These are the five worst documentary ideas I could come up with yesterday while driving to the Salvation Army drop-off location to play pranks on stray grackles (all grackles are stray grackles).
A Documentary about Couples Choosing Which Color to Paint Their Respective Living Rooms
The title, I’ll admit, is catchy. But this would not be a good documentary. Worse still, it opens the door for a sequel about throw pillows, and if you think GameStop’s getting a lot of attention, wait until we get the throw pillow documentary.
This must not happen.
Microsoft Officer
Ok this title might be better than the first. I’m a little proud of this title.
The premise is that we find the person, in the world, who spends the most time each year using the Microsoft Office suite of programs. Yes, I know, I’ve stumbled upon a fascinating five minutes. But this is a whole documentary we’re talking about. It’s going to be too sad. We can’t handle that kind of sadness.
The Daily: A History
I hesitate to put this in writing for fear the New York Times will find it with their worship-seeking bots, take it, run with it, and create appointment viewing for this neighborhood, where as the guy in the other half of the duplex (not Stuart—we’re in the same half) put it, “I feel like these kids listen to NPR in the womb.”
We cannot be subjected to this film in 2024. The Tom Verducci Hall of Fame video was self-aggrandizement enough for this decade. But it may already be too late.

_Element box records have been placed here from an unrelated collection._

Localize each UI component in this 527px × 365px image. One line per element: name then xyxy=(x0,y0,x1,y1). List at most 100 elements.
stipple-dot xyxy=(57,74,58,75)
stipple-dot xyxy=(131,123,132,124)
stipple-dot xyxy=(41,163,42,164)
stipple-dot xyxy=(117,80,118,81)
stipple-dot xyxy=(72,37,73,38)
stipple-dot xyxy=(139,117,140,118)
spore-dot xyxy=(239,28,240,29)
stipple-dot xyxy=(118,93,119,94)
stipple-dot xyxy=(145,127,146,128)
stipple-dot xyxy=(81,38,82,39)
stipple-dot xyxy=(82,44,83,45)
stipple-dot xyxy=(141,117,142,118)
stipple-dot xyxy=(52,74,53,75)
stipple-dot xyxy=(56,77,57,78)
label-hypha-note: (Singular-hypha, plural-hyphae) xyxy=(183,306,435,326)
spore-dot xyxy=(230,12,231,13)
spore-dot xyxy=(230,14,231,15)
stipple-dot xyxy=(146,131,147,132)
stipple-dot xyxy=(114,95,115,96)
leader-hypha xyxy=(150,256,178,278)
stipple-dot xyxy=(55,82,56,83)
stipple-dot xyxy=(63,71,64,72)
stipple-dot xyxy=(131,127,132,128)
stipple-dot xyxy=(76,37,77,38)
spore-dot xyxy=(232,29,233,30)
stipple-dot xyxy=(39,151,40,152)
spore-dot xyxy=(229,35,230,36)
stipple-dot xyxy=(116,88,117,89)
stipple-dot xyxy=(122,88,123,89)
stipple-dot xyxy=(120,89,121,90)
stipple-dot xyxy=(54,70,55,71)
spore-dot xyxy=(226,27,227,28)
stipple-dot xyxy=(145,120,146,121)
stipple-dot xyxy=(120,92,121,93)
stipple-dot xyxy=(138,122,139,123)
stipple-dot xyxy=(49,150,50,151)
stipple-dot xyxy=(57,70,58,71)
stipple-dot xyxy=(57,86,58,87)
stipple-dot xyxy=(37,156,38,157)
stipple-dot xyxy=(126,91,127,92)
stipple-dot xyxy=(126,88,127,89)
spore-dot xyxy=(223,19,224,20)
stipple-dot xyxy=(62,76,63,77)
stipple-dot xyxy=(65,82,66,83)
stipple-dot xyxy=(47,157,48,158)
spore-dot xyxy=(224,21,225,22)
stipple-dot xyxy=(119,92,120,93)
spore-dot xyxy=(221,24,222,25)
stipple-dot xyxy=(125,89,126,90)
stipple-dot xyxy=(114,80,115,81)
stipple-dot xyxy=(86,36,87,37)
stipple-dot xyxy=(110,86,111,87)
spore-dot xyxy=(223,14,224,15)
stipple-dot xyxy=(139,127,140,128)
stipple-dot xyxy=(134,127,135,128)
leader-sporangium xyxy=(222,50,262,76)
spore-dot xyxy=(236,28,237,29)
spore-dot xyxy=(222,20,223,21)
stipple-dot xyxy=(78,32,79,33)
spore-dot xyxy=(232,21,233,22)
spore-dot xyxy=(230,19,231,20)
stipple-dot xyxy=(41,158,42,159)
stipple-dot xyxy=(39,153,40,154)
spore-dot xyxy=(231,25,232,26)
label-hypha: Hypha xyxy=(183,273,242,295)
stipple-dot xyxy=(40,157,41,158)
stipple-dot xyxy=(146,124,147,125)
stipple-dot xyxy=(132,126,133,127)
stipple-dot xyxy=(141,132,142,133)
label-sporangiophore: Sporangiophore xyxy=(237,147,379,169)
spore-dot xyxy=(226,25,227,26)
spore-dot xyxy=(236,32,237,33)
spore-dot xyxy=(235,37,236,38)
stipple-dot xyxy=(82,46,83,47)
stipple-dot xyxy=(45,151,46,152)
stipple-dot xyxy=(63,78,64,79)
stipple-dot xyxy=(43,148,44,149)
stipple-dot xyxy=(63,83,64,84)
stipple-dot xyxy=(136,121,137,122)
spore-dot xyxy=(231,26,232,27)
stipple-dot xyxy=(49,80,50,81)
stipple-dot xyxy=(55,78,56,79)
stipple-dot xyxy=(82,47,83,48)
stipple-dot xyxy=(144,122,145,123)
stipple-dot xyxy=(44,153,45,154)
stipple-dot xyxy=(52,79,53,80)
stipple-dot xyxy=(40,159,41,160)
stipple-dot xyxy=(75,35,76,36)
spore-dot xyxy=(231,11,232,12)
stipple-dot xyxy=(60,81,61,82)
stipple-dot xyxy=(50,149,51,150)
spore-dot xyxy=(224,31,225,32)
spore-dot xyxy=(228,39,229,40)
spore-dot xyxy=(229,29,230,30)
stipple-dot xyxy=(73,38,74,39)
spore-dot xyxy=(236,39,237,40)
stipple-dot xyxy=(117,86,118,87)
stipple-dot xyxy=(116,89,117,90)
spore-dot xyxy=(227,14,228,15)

Harby’s: How an Iconic Roast Beef Chain’s HR Department Got Built
This title does not make sense. Harby’s? That’s not portmanteauing anything. I just put an H in front of Arby’s and lowercased the a. Please stop filming. PLEASE. THIS ISN’T ABOUT THE FUNNY STORIES THAT LED TO HANDBOOK ADDENDUMS THIS IS JUST THEM HIRING PEOPLE IN THE 70’S.
*
*
My bad, guys.
Heartburn, the Documentary
Right at that intersection of not-gross-enough and not-scary-enough. Not that I’d like a documentary past either of those points. But others would. This one I don’t think could find a market.